А что же можно было писать? Что в начале апреля Алексисис уехал в Карлсбад; что расстались они хорошо; что уехал из Петербурга и свекор-царь, и что она сызнова как-будто одна и так будет не менее полугода.
Зададимся, однако, вопросом. Чего опасалась София Шарлотта, почему так осторожно подходила к тому – что писать, а что не писать? Все просто. Она опасалась перлюстрации своих писем и поэтому старалась, чтобы они выглядели в русских глазах попристойнее.
23
Инсульт, случившийся с Алексеем, настолько встревожил отца, что Петр уже в мае присылает из Ревеля строгое письмо, в котором приказывает, чтобы роды Софии Шарлотты свидетельствовали надежные персоны, которым он, Петр, вполне доверял, а именно: жена канцлера Головкина жена генерала Брюса, а также Авдотья Ржевская. А свидетельствовать рождение они должны были затем, чтобы Петр получил уверенность в том, что ребенок – не подменный. Когда об этой воле свекра сказали будущей матери, она наверняка в мыслях своих бурно возмутилась. Но вслух возмущаться не стала, не стала и протестовать. Поджала только губы и ответила кротко: «Ну что же, раз это так необходимо…»

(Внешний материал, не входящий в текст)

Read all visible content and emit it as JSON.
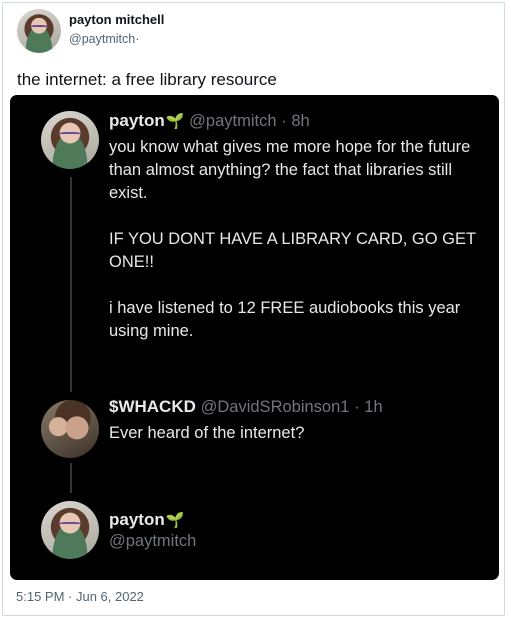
{
  "outer_tweet": {
    "name": "payton mitchell",
    "handle": "@paytmitch",
    "handle_suffix": "·",
    "text": "the internet: a free library resource",
    "timestamp": "5:15 PM · Jun 6, 2022"
  },
  "screenshot": {
    "tweet1": {
      "name": "payton",
      "name_emoji": "seedling-icon",
      "handle": "@paytmitch",
      "time": "· 8h",
      "paragraphs": [
        "you know what gives me more hope for the future than almost anything? the fact that libraries still exist.",
        "IF YOU DONT HAVE A LIBRARY CARD, GO GET ONE!!",
        "i have listened to 12 FREE audiobooks this year using mine."
      ]
    },
    "reply": {
      "name": "$WHACKD",
      "handle": "@DavidSRobinson1",
      "time": "· 1h",
      "text": "Ever heard of the internet?"
    },
    "reply_author": {
      "name": "payton",
      "name_emoji": "seedling-icon",
      "handle": "@paytmitch"
    }
  },
  "colors": {
    "dark_bg": "#000000",
    "dark_text": "#e7e9ea",
    "dark_muted": "#71767b",
    "leaf": "#00ba7c",
    "light_muted": "#536471"
  }
}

Сами же роды имели быть 12 июля 1714 года. Родилась девочка. Ее нарекли Наталией. Вероятно, чтобы польстить царской сестрице. А может быть и в честь прабабушки покойной.
Расстроенная вконец неудачею, роженица, еще слабою рукою, пишет Екатерине Алексеевне покаянное письмо, в котором обещает, что следующие роды будут уж точно удачными, и мальчик обязательно родится и все будут довольны, и прежде всех, конечно, Его Величество.
Все понимают, что роженице надо бы отдохнуть, но где можно отдохнуть лучше всего как не дома? И ее – с деньгами, подарками и иными многими милостями отправляют домой, в дорогой ее сердцу Вольфенбюттель. И при этом не ограничивают жестко время отдыха; было сказано, чтобы она помнила: царевич пробудет в Карлсбаде не более полугода.
24
И действительно – через полгода Алексей Петрович возвратился в Санкт-Петербург – посвежевший и пополневший. Примерно в это же время, ну, может быть, чуть-чуть после мужа, в новую столицу русских вернулась и отдохнувшая дома София Шарлотта.
Они повели себя вполне любовно, так что многим казалось, что всем размолвкам конец. Муж и жена встретились снова. Они здоровы, веселы и счастливы. И полны решимости исправить огрех – произвести, наконец, на свет Божий сына.